Construction work by Angel Brothers should be finished within two or three weeks, Easum said, and landscaping work soon after.
When all of the work is finished, he said, the estimated cost is $15.4 million for the road and related drainage work and $523,000 for landscaping – about a half million dollars under budget.
Eagle Drive is home to many of Mont Belvieu’s businesses, as well as all Barbers Hill ISD schools, city and county offices, the city park and many homes and apartments.
The construction effort replaced about 2.5 miles of a street that had two lanes, a turning lane and ditches with a four-lane boulevard with a landscaped median and sidewalks on both sides.
The median will have 195 trees when landscaping is complete.
New street lighting is in place and will be working soon.
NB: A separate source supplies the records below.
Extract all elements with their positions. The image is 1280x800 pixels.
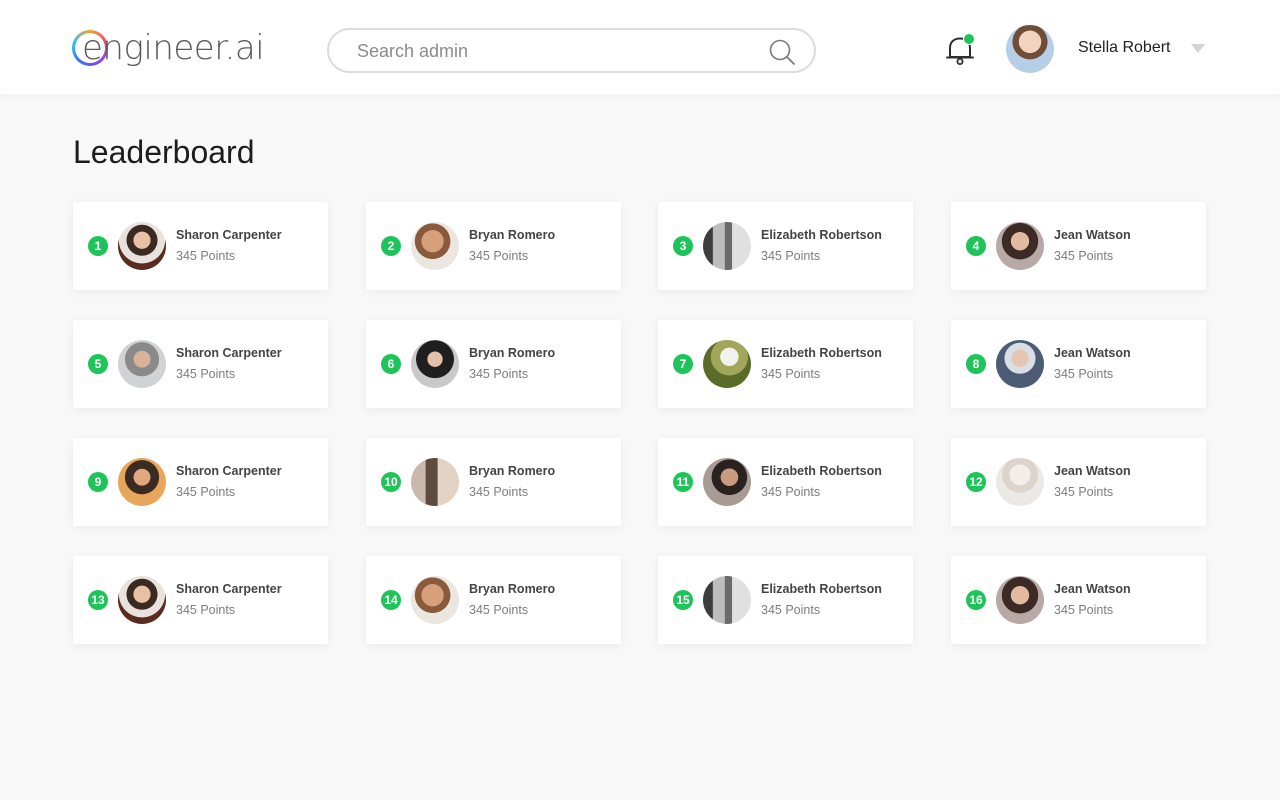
- avatar: [118, 222, 166, 270]
- avatar: [996, 458, 1044, 506]
- avatar: [411, 458, 459, 506]
- avatar: [996, 222, 1044, 270]
- search-icon[interactable]: [768, 38, 796, 66]
- member-points: 345 Points: [761, 485, 821, 499]
- member-name: Elizabeth Robertson: [761, 464, 882, 478]
- member-name: Sharon Carpenter: [176, 228, 282, 242]
- rank-badge: 16: [966, 590, 986, 610]
- avatar: [703, 576, 751, 624]
- search-input[interactable]: [357, 39, 757, 63]
- member-name: Jean Watson: [1054, 464, 1131, 478]
- rank-badge: 12: [966, 472, 986, 492]
- member-points: 345 Points: [469, 603, 529, 617]
- member-name: Sharon Carpenter: [176, 582, 282, 596]
- notification-button[interactable]: [944, 32, 976, 66]
- leaderboard-card[interactable]: 7 Elizabeth Robertson 345 Points: [658, 320, 913, 408]
- member-name: Jean Watson: [1054, 346, 1131, 360]
- leaderboard-card[interactable]: 11 Elizabeth Robertson 345 Points: [658, 438, 913, 526]
- leaderboard-card[interactable]: 3 Elizabeth Robertson 345 Points: [658, 202, 913, 290]
- member-name: Bryan Romero: [469, 582, 556, 596]
- member-name: Bryan Romero: [469, 228, 556, 242]
- member-points: 345 Points: [176, 249, 236, 263]
- avatar: [411, 576, 459, 624]
- user-avatar[interactable]: [1006, 25, 1054, 73]
- logo[interactable]: engineer.ai: [72, 26, 265, 70]
- member-points: 345 Points: [469, 367, 529, 381]
- member-points: 345 Points: [469, 249, 529, 263]
- rank-badge: 4: [966, 236, 986, 256]
- rank-badge: 2: [381, 236, 401, 256]
- rank-badge: 5: [88, 354, 108, 374]
- member-points: 345 Points: [469, 485, 529, 499]
- member-name: Jean Watson: [1054, 228, 1131, 242]
- member-name: Elizabeth Robertson: [761, 346, 882, 360]
- chevron-down-icon[interactable]: [1191, 44, 1205, 53]
- leaderboard-card[interactable]: 15 Elizabeth Robertson 345 Points: [658, 556, 913, 644]
- leaderboard-card[interactable]: 2 Bryan Romero 345 Points: [366, 202, 621, 290]
- member-points: 345 Points: [1054, 485, 1114, 499]
- member-points: 345 Points: [1054, 249, 1114, 263]
- member-points: 345 Points: [1054, 367, 1114, 381]
- member-name: Jean Watson: [1054, 582, 1131, 596]
- member-points: 345 Points: [1054, 603, 1114, 617]
- rank-badge: 7: [673, 354, 693, 374]
- leaderboard-card[interactable]: 6 Bryan Romero 345 Points: [366, 320, 621, 408]
- rank-badge: 10: [381, 472, 401, 492]
- rank-badge: 9: [88, 472, 108, 492]
- member-points: 345 Points: [761, 367, 821, 381]
- page-title: Leaderboard: [73, 134, 255, 170]
- leaderboard-card[interactable]: 10 Bryan Romero 345 Points: [366, 438, 621, 526]
- avatar: [411, 222, 459, 270]
- avatar: [118, 576, 166, 624]
- member-points: 345 Points: [176, 603, 236, 617]
- leaderboard-card[interactable]: 1 Sharon Carpenter 345 Points: [73, 202, 328, 290]
- member-name: Elizabeth Robertson: [761, 582, 882, 596]
- leaderboard-card[interactable]: 5 Sharon Carpenter 345 Points: [73, 320, 328, 408]
- avatar: [703, 458, 751, 506]
- member-name: Sharon Carpenter: [176, 464, 282, 478]
- rank-badge: 3: [673, 236, 693, 256]
- member-name: Sharon Carpenter: [176, 346, 282, 360]
- leaderboard-card[interactable]: 12 Jean Watson 345 Points: [951, 438, 1206, 526]
- user-name[interactable]: Stella Robert: [1078, 39, 1171, 57]
- rank-badge: 11: [673, 472, 693, 492]
- member-name: Bryan Romero: [469, 464, 556, 478]
- leaderboard-card[interactable]: 14 Bryan Romero 345 Points: [366, 556, 621, 644]
- top-bar: engineer.ai Stella Robert: [0, 0, 1280, 94]
- rank-badge: 8: [966, 354, 986, 374]
- rank-badge: 15: [673, 590, 693, 610]
- rank-badge: 6: [381, 354, 401, 374]
- logo-text: engineer.ai: [82, 28, 265, 68]
- member-name: Bryan Romero: [469, 346, 556, 360]
- rank-badge: 13: [88, 590, 108, 610]
- avatar: [118, 340, 166, 388]
- search-box: [327, 28, 816, 73]
- avatar: [411, 340, 459, 388]
- leaderboard-card[interactable]: 13 Sharon Carpenter 345 Points: [73, 556, 328, 644]
- leaderboard-card[interactable]: 4 Jean Watson 345 Points: [951, 202, 1206, 290]
- avatar: [996, 340, 1044, 388]
- avatar: [996, 576, 1044, 624]
- member-points: 345 Points: [761, 603, 821, 617]
- rank-badge: 1: [88, 236, 108, 256]
- rank-badge: 14: [381, 590, 401, 610]
- member-points: 345 Points: [176, 485, 236, 499]
- avatar: [703, 222, 751, 270]
- notification-badge: [963, 33, 975, 45]
- leaderboard-card[interactable]: 9 Sharon Carpenter 345 Points: [73, 438, 328, 526]
- member-points: 345 Points: [176, 367, 236, 381]
- member-points: 345 Points: [761, 249, 821, 263]
- avatar: [118, 458, 166, 506]
- avatar: [703, 340, 751, 388]
- leaderboard-card[interactable]: 8 Jean Watson 345 Points: [951, 320, 1206, 408]
- leaderboard-card[interactable]: 16 Jean Watson 345 Points: [951, 556, 1206, 644]
- member-name: Elizabeth Robertson: [761, 228, 882, 242]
On the west side, Eagle Drive has a standard 4-foot sidewalk, Easum said. The east side has a 10-foot wide sidewalk. “If you come out here in the evenings at 6 or 7 o’clock, you’ll see a lot of people riding bikes and jogging and walking up and down the new sidewalk.”
While the first thing motorists are likely to notice is that the street is more attractive than the one it replaced, Easum said the need for replacement was practical.
Projections are that Eagle Drive will one day carry as much traffic as Baytown’s Garth Road. A road with a median, as the new Eagle Drive has, can carry more traffic than an undivided roadway, and is about 40 percent safer, he said.
When reminded that former city planner Bill Cobabe had said Mont Belvieu built the new Eagle Drive to avoid having “another Garth Road,” Easum chuckled and said only, “We don’t want to have the clutter that’s sometimes seen on area roads.”
Before the construction began, he said, the city also enacted ordinances controlling the appearance of businesses along the road, and require new businesses to have parking lots that connect to neighboring businesses – a feature that reduces the number of times cars enter traffic lanes.
The new street is already making a difference,
Easum said.
“I think it’s already totally changed the appearance. When we have business prospects and stuff come out, we’ve had several comment how much it’s changed and how good it looks over the old three-lane road with ditches,” he said.
Another project that is changing the appearance of Eagle Drive for the better, Easum said, is the addition of nearly 400 trees to the city park.
The trees were much cheaper than the ones on Eagle Drive, as the vendor wanted to dispose of them since they weren’t quite up to the appearance standards expected by landscape architects.
“They were 9- or 10-year-old trees, so it really gave us a head start on trees out there,” Easum said. “We paid about a third of the price for those trees that we paid for the trees on Eagle Drive,” he said. “These look very natural in a park setting.”
Easum said some of the new trees have died after transplanting, but the vendor is replacing them.
(Back to me)
I'm not entirely sure how to take that - that that's all I'm remembered for is not wanting Eagle Drive to look like Garth Road. Not that I think that's a bad thing. It was nice that Bryan pointed out that we also enacted ordinances regarding signage, architectural standards, and parking that will help with the appearance of the community as well.
In a very real sense, a community is a dynamic thing, and one person's influence is never as great as that person would hope. I ran into Mike Pomykal from the City Council the other day at the post office, and he said that I'd had an impact on the community - that I'd made a difference. That made me feel really good. Because you know what? Every little bit helps. And I was part of something in Mont Belvieu that I am very proud of.
1 comment :
Trust me, people will remember you for many things. They just won't say those things to your face. They can't, since you decided to move to a state that shall not be named..... at least it want Washington St.